Her work has been discussed here in the past in independent threads; if you use advanced search you might pick up those posts.
She seems to say much of value, although I know she hasn't sold me on everything... especially when she types celebrities. And the brain section assignments might be a little forced. But she usually does seem to have a very useful and provocative definition of the different functions and how they interlock.
"Hey Capa -- We're only stardust." ~ "Sunshine"
“Pleasure to me is wonder—the unexplored, the unexpected, the thing that is hidden and the changeless thing that lurks behind superficial mutability. To trace the remote in the immediate; the eternal in the ephemeral; the past in the present; the infinite in the finite; these are to me the springs of delight and beauty.” ~ H.P. Lovecraft
The question is whether any theory can be trusted? It's a theory, which means it is probably subjective, a rationale based on an individual's internal point of view. Jung's descriptions of the cognitive processes were very vague, which left his studiers to come up with different theories about what Jung meant. Lenore Thomson is just one of the many interpreters. With MBTI type theory, people often guess the types of famous people. This is often based on the aspects of the personality they want to see, but in truth, the only way a person could ever hope to find out a famous person's type is if the famous person takes the MBTI.
Lenore's theories are somewhat interesting if you are already well-versed with MBTI and Jungian theory, so that you can note the similarities and differences in order to compare her system with others to see what works for you.
Can it be trusted as an official MBTI reference? No, because it's not exactly the same theory. Can it be trusted as a tool to help you understand behavior? Potentially, but you should still compare it with other tools.
Unfortunately, there's no efficiency measurement that can tell you which tool is best for understanding people at this particular level. What helps one person may confuse another. Since part of what is being measured is somewhat subjective, the choice of best measurement tool and units is also subjective.

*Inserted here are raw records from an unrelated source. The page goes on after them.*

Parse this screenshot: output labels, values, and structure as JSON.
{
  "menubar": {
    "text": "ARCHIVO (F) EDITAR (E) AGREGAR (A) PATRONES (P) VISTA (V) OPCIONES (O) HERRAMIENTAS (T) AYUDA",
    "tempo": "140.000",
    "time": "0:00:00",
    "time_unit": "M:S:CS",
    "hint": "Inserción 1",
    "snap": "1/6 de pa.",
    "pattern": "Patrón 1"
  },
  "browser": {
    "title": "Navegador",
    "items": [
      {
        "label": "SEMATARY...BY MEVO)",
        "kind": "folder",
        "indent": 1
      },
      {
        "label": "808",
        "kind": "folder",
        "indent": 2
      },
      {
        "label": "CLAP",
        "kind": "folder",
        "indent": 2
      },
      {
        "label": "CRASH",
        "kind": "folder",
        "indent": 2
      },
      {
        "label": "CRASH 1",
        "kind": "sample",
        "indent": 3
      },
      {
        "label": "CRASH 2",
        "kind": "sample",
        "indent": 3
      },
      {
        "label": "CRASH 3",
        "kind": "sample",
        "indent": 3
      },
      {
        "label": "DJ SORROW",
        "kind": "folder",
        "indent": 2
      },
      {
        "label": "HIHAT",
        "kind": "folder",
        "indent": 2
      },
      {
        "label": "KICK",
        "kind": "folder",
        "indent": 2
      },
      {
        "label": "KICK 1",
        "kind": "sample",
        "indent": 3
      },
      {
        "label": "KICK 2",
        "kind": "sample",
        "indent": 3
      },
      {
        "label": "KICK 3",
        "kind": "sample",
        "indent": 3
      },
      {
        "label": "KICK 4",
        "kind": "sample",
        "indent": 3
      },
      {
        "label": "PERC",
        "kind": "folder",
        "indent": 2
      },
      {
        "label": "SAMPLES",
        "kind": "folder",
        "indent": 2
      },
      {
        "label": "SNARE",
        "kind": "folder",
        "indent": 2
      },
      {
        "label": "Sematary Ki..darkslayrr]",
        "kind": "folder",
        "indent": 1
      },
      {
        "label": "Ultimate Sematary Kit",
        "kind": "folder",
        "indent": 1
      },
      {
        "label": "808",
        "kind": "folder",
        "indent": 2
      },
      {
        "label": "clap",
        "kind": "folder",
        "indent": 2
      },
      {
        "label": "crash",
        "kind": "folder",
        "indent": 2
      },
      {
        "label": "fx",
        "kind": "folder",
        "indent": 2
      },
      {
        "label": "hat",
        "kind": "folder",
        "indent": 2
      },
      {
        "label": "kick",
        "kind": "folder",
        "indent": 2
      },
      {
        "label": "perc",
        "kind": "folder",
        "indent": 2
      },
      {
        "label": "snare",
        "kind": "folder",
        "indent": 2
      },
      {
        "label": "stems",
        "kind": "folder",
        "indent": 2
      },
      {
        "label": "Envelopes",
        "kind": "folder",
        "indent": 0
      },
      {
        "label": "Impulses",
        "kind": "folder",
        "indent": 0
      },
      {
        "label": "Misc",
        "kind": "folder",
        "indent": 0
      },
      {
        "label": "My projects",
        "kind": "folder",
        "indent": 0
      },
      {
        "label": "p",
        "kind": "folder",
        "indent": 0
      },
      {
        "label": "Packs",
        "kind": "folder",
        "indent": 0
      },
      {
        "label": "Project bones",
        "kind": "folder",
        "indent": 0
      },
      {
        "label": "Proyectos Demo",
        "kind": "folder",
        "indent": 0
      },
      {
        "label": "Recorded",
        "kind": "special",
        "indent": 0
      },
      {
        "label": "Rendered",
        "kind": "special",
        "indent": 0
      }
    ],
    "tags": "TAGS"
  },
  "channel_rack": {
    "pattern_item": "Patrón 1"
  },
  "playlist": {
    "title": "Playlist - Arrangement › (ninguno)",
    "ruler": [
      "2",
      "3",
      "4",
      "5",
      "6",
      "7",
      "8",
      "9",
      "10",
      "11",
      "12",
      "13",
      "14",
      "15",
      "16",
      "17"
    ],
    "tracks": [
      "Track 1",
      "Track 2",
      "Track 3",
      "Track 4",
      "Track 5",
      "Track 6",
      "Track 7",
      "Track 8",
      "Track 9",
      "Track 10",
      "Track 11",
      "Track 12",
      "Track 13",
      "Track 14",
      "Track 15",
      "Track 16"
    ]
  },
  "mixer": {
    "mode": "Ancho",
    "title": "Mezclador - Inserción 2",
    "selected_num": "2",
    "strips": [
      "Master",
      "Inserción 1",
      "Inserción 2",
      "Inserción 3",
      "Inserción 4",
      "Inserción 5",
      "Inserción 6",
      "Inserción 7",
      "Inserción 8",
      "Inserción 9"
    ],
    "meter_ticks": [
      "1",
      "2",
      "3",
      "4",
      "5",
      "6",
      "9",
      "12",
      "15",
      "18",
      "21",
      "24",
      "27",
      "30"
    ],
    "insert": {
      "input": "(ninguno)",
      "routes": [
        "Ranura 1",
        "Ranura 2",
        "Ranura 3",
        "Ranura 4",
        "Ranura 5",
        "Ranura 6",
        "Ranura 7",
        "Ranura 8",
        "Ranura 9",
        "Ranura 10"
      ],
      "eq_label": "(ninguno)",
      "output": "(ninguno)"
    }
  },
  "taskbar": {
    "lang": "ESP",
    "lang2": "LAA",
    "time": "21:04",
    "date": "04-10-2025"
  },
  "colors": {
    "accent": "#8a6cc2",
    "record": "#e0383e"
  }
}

If you're looking for something you can trust or use as an evaluation of some sort, you should probably not be looking at personality theory. Aptitude tests and such are a better standard for assessing someone's ability or potential to do something than this sort. In fact, there's a disclaimer on MBTI claiming that it's known not to be fit for use in hiring/firing processes, and they urge people not to use it for such a purpose.
Well I know that there is always a percentage error with every scientific law or theory. For me, Lenore's theories may possibly pass my percentage error of rejection. It seems to me that there is not an equality/nihilism of values for her. She obviously prefers introversion. She paints a heroic picture for introverts and the opposite for extroverts. This is why I'm finding her theories disagreeable. Although I don't use Jungian theory as an exact science like physics, I find it more representing of the nihilistic reality than the subjective one.
EDIT: However, she does have some good perceptions that I will leave or take.